O silêncio entre nós foi quebrado apenas por sua respiração pesada. Eu queria ser forte, mas sua vulnerabilidade me desarmava de uma forma que me fazia odiar a mim mesma.

– Apenas uma vez, Marissa. Eu prometo. Se você ainda quiser que eu desapareça depois disso, eu vou. Nunca mais vou incomodá-la. Mas me dê essa chance de me despedir.

As lágrimas começaram a escorrer pelo meu rosto antes mesmo que eu percebesse. Ele estava me puxando para um lugar do qual eu vinha lutando para sair.

– Amanhã, às 19h – respondi, minha voz mais firme do que eu me sentia. – Na praça principal. Em público. ― Ele suspirou, e o som parecia carregar uma dor que ecoava em mim.

– Obrigado. – Sua voz soou embargada. – E... Me desculpe, por tudo.
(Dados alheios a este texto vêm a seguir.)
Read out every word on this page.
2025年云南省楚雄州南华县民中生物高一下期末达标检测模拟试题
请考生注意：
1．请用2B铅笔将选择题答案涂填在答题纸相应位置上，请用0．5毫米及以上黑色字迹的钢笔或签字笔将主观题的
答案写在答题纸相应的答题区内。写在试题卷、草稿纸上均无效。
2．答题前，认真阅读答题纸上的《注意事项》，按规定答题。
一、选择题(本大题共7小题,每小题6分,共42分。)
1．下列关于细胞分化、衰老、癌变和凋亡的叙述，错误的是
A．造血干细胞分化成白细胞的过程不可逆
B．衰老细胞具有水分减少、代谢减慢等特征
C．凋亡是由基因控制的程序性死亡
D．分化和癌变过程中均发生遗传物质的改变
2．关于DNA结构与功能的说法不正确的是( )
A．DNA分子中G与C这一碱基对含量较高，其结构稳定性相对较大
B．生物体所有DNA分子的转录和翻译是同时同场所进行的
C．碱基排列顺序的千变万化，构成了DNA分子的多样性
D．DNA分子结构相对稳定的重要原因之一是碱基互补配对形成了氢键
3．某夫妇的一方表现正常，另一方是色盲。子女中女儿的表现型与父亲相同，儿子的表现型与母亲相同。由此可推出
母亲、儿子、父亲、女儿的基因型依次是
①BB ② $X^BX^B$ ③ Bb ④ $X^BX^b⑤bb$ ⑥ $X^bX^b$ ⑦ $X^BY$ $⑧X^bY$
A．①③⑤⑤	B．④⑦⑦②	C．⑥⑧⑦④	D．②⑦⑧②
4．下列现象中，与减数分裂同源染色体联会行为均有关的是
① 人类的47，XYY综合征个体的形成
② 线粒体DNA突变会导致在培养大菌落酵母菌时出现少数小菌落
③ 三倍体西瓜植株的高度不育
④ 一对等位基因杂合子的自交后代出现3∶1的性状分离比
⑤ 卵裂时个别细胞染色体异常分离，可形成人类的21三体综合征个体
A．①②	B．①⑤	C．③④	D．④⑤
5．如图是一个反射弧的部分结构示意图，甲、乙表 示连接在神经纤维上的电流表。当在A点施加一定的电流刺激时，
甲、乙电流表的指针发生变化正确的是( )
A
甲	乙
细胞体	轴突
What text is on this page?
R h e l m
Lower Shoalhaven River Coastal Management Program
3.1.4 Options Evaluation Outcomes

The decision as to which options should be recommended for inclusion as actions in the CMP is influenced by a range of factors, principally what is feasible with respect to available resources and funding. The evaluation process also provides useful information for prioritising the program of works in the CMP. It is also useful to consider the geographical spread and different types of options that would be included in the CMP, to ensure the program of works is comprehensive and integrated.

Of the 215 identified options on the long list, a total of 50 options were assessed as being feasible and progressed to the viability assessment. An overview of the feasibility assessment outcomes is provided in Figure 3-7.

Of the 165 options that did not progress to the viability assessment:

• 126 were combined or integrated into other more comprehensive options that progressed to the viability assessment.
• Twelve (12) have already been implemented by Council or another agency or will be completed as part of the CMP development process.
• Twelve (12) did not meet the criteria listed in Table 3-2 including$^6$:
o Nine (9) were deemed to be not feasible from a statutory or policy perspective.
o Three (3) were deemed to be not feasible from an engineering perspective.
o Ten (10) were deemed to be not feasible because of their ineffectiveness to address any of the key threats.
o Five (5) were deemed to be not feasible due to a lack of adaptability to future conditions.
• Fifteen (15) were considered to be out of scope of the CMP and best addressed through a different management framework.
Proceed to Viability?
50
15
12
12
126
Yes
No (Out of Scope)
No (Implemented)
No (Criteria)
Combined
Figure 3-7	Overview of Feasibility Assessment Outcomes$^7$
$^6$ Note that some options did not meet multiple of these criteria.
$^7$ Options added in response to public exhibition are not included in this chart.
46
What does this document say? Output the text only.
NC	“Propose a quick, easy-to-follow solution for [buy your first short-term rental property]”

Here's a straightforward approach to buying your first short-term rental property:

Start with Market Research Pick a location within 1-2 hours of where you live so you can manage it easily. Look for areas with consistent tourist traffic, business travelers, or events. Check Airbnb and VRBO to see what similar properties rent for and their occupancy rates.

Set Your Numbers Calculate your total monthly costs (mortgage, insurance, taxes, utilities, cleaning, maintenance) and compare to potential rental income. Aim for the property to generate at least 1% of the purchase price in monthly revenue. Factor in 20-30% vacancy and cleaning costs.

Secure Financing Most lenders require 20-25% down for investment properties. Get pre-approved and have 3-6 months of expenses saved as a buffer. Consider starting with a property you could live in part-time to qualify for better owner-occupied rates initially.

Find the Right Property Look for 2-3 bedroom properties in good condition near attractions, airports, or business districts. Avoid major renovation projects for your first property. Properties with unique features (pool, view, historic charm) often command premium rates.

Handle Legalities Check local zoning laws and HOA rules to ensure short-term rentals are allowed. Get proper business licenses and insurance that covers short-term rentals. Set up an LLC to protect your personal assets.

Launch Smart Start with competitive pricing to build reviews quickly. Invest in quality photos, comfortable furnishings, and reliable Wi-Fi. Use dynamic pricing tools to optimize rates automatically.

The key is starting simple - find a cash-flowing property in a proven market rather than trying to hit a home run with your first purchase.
Antes que eu pudesse responder, a chamada foi encerrada. Soltei o telefone e desabei em lágrimas, a cabeça girando. Sabia que vê-lo novamente seria um teste para minha força, uma batalha que talvez eu não conseguisse vencer. Porque, por mais que ele fosse como um veneno, parte de mim ainda era viciada nele.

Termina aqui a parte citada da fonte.